Before the experiment, Linda was using a dye from a different series which is not compatible with the new one, so for the clearness of the experiment Archie's reaction to the first used color is meaningless.

Her aim is to find the precise value of $$$C$$$ in a limited number of dyes. Write a program which finds the value of $$$C$$$ by experimenting with the given $$$N$$$ colors and observing Archie's reactions to color changes.

This is an interactive task. In the beginning you are given a single integer $$$T$$$ ($$$1 \leq T \leq 100$$$), the number of cases in the test.

For each test case, the input first contains a single integer — the value of $$$N$$$ ($$$1 < N \le 10^{18}$$$). The value of $$$C$$$ is kept secret by the grading system.

Then your program should make queries writing output in the following format: "? $$$P$$$", where $$$P$$$ is an integer ($$$1 \le P \le N$$$) denoting the next color used. For each query the grading system gives an answer in the next line of the input. The answer is $$$1$$$ if Archie notices the color difference between the last two colors and $$$0$$$ otherwise. No two queries should have the same $$$P$$$ value.

When your program determines $$$C$$$, it should output its value in the following format: "= $$$C$$$". The grading system will not respond to this output and will proceed with the next test case.

Your program may use at most 64 queries "?" for each test case to find the correct value of $$$C$$$.

To establish proper communication between your program and the grading system, you should flush the output stream after each query.

Note that std::endl writes a newline and flushes the stream.

It is possible to receive an "Output isn't correct" outcome even after printing a correct answer, if task constraints were violated during the communication. Violating the communication protocol itself may result in an "Execution killed" outcome.
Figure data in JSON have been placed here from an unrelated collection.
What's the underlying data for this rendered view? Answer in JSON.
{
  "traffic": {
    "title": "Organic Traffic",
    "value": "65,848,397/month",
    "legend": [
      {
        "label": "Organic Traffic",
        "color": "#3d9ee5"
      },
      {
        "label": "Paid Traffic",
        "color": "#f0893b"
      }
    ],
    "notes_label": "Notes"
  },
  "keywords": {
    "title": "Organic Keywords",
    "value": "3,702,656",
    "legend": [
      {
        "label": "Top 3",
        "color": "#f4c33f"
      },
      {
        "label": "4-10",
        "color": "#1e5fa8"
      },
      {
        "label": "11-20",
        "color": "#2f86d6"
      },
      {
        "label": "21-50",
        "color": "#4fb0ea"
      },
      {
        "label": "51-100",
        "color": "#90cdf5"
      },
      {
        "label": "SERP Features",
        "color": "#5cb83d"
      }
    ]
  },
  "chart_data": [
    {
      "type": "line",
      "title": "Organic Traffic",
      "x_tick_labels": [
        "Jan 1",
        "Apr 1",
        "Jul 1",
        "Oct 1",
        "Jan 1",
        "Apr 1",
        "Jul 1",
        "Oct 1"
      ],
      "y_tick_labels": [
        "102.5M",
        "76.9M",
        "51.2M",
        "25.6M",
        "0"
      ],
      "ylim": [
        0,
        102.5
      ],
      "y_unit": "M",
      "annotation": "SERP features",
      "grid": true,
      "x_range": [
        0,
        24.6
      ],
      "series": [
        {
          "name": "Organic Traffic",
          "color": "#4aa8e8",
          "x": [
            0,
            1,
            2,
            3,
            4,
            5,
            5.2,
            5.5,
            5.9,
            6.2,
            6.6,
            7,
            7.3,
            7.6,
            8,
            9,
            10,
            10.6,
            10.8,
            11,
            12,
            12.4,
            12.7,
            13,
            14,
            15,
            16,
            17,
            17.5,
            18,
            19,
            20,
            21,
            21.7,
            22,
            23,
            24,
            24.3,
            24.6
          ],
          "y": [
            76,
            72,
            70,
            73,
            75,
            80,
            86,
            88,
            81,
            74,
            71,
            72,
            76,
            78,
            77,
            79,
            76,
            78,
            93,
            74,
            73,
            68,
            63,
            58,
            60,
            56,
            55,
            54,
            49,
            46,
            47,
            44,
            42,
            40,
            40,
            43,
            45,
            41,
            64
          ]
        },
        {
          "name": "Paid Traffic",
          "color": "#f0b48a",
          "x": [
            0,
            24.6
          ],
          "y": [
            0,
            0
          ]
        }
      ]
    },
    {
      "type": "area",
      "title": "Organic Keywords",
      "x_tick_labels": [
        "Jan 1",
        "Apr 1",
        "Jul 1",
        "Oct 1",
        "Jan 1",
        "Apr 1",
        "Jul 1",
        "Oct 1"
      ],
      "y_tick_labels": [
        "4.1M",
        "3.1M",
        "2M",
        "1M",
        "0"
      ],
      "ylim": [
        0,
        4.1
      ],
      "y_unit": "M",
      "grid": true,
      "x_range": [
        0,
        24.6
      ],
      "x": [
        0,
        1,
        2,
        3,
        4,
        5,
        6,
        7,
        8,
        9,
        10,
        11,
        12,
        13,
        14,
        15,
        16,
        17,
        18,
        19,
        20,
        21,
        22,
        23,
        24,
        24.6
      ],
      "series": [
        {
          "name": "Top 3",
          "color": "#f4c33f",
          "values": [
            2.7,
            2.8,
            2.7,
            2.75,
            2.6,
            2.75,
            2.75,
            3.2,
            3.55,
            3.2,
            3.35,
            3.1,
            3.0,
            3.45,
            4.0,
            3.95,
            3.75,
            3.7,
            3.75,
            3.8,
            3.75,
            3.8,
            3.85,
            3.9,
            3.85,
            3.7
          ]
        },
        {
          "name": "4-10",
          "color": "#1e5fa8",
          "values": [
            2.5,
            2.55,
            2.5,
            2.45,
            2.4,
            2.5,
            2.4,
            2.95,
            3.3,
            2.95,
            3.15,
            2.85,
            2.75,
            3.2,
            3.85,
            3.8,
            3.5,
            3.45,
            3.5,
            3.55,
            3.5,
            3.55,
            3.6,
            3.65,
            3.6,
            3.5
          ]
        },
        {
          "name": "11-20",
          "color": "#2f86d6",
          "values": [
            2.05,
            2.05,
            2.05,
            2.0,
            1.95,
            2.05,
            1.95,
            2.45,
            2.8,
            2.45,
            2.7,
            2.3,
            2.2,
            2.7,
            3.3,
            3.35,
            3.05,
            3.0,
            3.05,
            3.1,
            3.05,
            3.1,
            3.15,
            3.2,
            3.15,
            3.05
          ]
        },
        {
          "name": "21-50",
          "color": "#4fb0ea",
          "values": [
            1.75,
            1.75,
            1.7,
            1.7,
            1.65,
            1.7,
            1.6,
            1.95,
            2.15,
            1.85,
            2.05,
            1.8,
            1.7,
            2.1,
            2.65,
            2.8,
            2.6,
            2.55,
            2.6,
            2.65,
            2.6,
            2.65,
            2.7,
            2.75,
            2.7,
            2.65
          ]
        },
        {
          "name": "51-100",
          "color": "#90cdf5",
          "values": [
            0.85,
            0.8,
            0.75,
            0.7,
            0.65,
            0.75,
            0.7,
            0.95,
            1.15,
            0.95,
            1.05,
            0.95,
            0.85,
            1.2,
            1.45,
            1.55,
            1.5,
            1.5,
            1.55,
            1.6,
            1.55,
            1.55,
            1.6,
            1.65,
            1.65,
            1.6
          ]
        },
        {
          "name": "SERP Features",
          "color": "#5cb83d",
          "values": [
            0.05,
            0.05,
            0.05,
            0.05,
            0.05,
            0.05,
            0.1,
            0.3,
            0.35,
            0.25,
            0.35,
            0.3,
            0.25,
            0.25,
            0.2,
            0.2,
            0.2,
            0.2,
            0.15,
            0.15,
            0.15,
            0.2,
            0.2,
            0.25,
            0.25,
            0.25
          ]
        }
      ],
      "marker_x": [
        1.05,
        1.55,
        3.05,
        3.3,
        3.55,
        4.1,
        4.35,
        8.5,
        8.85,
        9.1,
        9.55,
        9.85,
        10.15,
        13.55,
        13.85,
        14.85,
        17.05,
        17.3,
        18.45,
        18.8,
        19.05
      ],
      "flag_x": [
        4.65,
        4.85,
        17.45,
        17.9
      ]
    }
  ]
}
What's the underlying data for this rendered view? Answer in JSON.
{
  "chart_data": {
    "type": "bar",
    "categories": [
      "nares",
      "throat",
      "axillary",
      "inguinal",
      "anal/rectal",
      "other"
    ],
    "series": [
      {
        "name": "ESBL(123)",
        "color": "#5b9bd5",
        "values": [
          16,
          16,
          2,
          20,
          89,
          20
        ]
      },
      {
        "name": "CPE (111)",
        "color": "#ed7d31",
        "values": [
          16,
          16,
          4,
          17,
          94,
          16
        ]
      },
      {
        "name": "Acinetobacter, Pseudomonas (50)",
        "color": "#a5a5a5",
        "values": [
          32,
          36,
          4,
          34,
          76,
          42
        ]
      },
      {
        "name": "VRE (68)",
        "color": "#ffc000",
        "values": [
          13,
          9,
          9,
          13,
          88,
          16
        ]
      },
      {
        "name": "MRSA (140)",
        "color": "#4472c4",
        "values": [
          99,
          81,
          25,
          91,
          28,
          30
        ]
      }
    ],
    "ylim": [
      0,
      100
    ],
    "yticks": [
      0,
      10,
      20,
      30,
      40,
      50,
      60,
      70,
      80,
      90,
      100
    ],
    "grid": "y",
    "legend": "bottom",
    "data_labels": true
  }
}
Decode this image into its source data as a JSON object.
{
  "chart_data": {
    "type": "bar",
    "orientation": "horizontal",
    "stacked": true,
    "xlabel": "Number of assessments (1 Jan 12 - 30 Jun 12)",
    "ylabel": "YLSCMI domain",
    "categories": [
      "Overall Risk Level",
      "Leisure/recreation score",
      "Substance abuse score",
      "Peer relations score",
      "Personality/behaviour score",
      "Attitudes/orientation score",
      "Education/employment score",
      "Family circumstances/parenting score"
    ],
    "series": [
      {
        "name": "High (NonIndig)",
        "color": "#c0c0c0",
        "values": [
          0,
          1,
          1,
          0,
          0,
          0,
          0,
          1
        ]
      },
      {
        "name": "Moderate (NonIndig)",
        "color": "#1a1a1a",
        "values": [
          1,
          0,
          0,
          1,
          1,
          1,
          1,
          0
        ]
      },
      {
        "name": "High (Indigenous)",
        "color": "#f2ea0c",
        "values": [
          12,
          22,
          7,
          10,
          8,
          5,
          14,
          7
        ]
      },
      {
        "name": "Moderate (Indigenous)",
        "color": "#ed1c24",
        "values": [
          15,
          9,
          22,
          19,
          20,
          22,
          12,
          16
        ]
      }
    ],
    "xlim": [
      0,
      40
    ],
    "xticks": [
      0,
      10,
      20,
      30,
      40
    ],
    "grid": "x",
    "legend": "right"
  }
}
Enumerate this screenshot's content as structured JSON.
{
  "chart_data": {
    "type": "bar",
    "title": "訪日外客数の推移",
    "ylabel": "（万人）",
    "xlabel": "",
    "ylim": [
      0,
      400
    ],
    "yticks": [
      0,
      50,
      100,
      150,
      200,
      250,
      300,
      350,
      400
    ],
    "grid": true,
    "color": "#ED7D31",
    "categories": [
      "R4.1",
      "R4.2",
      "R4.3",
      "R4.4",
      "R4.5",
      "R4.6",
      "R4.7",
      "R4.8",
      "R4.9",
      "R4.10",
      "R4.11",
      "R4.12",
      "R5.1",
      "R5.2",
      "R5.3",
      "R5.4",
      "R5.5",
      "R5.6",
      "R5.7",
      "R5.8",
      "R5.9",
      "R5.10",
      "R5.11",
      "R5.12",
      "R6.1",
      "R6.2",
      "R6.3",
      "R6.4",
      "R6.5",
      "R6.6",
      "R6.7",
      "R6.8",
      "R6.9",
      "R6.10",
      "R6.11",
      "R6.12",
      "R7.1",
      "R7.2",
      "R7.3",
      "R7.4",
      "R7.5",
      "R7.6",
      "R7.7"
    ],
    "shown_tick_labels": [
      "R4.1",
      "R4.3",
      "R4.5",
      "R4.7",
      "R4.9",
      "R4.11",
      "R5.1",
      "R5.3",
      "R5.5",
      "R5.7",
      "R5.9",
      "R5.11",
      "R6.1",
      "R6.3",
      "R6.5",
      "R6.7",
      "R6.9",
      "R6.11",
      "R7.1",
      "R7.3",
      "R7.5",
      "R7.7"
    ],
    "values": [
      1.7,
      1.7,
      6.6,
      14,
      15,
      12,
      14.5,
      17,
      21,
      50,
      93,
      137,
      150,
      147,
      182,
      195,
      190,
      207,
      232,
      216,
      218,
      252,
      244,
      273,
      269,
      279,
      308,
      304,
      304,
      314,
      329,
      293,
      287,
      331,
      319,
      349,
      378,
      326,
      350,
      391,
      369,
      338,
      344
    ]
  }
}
Submitting user tests requires specifying an input file with the testcase parameters. The format of the input file is "$$$T$$$" in the first line, and then "$$$N$$$ $$$C$$$" on a single line for each of the $$$T$$$ cases.

Subtasks:

1. (9 points) $$$N \le 64$$$
2. (13 points) $$$N \le 125$$$
3. (21 points) $$$N \le 1000$$$
4. (24 points) $$$N \le 10^9$$$
5. (33 points) No further constraints.